I wonder if someone has already extensively written about this. Even better if Microsoft can disclaim my concern, but from what I could read between the lines the above mentioned limitation can turn out to be true.
To start the other way around: I recently was browsing multiple Microsoft sites full with marketing promises about System Center products. Concerning virtualization, SC Essentials 2010 claims to provide support for up to 50 servers and 500 clients (enough for a private cloud I would guess); and genuine datacenter product SCVMM 2012 can support more than 150 VM hosts. So we are hitting the high speed road here: we purchase 100 hardware systems and run for IaaS deployment using Server 2008 R2 of course, because of its live migration and high availability “all you can eat”-promises. Then again, let’s take a closer look at the specifications:
Live migration requires failover clustering enabled and configured on the host plus the necessary SAN equipment providing the cluster shared volume(s). Here the link to the notorious new feature “Hyper-V: Using Live Migration with Cluster Shared Volumes in Windows Server 2008 R2” – http://technet.microsoft.com/en-us/library/dd446679(WS.10).aspx
So far no problems, I would say everything is under control, but what we really need is not manual migration – this happens quite rare judging from my experience – but rather high availability in case that a virtualization host, or rather in Microsoft Failover Cluster-parlance “cluster node” goes down. And there is already a TechNet article named “Hyper-V: Using Hyper-V and Failover Clustering” – http://technet.microsoft.com/en-us/library/cc732181(WS.10).aspx
What really disturbs the glorious voyage there are two notes, the first stating: “Do not to intentionally shut down a node while a virtual machine is running on the node.” To this I can only say “Hey, but that is what exactly I need to protect my virtual machines from!” Funny isn’t it?
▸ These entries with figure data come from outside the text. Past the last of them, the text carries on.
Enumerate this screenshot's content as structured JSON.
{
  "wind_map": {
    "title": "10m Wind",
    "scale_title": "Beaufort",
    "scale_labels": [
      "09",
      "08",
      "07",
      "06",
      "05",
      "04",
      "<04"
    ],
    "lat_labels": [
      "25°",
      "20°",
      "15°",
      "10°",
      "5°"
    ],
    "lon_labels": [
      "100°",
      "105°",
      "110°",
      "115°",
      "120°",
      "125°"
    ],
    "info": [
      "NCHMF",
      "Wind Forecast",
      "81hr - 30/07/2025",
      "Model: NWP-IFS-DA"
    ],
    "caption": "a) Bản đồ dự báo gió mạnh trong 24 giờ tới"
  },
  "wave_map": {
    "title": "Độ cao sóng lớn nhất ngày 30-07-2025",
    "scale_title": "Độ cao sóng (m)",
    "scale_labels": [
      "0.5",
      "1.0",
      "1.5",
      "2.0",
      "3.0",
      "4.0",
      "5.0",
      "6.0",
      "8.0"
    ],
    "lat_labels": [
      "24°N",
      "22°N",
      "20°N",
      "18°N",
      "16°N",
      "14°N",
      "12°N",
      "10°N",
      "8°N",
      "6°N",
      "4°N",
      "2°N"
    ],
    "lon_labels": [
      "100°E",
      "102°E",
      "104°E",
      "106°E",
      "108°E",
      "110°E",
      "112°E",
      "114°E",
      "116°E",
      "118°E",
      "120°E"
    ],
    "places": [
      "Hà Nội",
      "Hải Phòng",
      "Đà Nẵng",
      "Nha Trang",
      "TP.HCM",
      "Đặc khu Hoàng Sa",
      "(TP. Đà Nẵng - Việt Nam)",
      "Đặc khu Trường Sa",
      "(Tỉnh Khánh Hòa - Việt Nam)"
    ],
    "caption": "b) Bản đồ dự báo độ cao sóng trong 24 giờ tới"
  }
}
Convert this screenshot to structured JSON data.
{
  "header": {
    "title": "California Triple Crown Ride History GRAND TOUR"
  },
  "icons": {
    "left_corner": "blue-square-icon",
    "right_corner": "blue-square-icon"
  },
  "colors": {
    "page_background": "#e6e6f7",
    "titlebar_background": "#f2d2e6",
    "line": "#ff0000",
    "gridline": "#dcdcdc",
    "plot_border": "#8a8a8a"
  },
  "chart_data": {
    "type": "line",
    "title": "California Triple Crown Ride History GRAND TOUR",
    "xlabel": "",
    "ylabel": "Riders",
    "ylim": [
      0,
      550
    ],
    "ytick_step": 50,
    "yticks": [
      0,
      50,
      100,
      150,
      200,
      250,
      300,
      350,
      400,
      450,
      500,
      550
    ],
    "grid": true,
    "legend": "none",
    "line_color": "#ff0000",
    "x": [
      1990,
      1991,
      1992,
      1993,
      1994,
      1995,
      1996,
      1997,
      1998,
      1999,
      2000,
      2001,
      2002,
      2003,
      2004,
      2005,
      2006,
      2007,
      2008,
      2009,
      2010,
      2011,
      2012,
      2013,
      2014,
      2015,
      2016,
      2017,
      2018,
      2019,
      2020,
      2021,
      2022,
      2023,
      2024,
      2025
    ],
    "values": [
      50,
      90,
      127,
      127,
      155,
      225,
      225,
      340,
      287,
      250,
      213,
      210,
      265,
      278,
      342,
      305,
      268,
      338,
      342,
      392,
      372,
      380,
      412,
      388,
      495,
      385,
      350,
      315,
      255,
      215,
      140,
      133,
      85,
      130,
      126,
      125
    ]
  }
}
I’m just itching to try it out, but don’t have enough resource for a test lab right now. The second note is actually what the article’s headline is about: “A maximum number of 16 nodes in the failover cluster are allowed.” Aha, I can remember that from my exams in MSCA 2003. The question is what happens with our 100+ cluster nodes IaaS datacenter in such case? Well the obvious logical answer would be to create many host groups, or as in SCVMM 2012 we call them Services (within the private cloud), as such providing small independent islands. But this still doesn’t answer the question “What if I want to migrate a certain virtual machine from host-1 to host-17, the latter obviously in another island?”
I would be glad to hear a reasonable answer.